Darren is stripped to the waist. He’s armed with a six-foot spear ending in a sword-length blade. The other end is crowned with a jewel that gleams all at once blue, red, and green in the dark. Darren is twirl
ing the shaft and slashing with the blade like a master in a kung fu movie.
“Darren?”
He stops in mid-stroke, halting with his back to her. He stands perfectly still and straight except for the slight motion of his shoulders moving in time with his labored breath.
“What are you doing?” she asks.
“It’s almost time,” he says in a voice that sounds nothing like Darren’s, especially with his back turned to her like that.
“Time . . . for what?”
“You shouldn’t be here.”
Everything in Nikki’s body, everything she’s spent a life time accruing as a woman who walks alone in the streets every day and night, is now telling her to run.
“Yeah . . . yeah, I get that sense. I’ll just go, okay? I’ll go get James. Maybe we can all talk about—”
“You can’t go.”
“I’m happy to stay if it’s so we can talk about what’s going on with you. But you’d need to put that weird-ass spear down. Where were you hiding that thing, anyway?”
Almost before she’s done asking the question, the blade retracts into the shaft of the spear and its entire length folds impossibly inward until it becomes a single, foot-long haft.
“Oh,” Nikki manages around the lump in her throat.
“You can’t go,” Darren repeats in his alien voice.
“I’m not going anywhere,” Nikki assures him, after which she immediately turns to bolt from the back of the truck.

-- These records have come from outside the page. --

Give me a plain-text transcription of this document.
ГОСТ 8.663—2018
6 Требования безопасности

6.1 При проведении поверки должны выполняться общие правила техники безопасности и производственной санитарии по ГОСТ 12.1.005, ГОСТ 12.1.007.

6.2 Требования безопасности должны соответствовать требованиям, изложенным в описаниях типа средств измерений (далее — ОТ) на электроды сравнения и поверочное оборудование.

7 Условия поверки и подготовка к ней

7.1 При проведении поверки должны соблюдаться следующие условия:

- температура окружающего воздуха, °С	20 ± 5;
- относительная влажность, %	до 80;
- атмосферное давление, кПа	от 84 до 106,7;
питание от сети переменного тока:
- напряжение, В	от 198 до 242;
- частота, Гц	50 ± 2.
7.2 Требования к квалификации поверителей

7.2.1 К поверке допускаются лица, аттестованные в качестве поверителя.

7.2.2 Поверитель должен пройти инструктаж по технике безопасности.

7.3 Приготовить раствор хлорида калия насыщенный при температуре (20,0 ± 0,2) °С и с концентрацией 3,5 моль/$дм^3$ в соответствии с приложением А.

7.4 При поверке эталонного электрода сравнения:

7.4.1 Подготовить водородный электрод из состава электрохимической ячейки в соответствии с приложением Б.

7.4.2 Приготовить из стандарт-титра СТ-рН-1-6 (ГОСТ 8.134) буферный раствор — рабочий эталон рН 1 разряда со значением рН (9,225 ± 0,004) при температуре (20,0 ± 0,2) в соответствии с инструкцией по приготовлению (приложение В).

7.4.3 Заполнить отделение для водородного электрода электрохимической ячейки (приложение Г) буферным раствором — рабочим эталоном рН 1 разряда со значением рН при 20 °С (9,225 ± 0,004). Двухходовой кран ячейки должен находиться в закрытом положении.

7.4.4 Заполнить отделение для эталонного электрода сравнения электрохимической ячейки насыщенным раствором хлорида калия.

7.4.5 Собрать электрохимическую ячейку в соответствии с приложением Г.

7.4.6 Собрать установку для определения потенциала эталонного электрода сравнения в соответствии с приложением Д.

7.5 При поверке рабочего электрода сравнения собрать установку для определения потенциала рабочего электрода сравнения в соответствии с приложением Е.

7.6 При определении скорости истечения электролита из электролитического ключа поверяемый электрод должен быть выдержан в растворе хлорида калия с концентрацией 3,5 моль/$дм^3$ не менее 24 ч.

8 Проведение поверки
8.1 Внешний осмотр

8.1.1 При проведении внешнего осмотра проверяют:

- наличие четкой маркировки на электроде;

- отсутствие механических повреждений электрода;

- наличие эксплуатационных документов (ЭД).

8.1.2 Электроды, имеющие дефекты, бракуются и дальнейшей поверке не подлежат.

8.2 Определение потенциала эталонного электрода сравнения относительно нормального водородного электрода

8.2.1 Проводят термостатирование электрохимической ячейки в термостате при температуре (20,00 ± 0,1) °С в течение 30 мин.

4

She never feels the jewel end of the spear collide with the back of her skull. Nikki is only aware of the thick veil of darkness that drips over her vision like molasses, and the curious sensation of ordering her limbs to move and her limbs not obeying.
She does feel the floor of the truck rush up and smack the shit out of her, however.
Then she’s out.
THY LIFE BE MINETO TAKE OR SAVE
Nikki watches Darren roll a black undershirt over an abdomen that looks as though it was drawn for the cover of an erotic novel.
It only confirms a theory she’s long held: having six-pack abs makes you evil.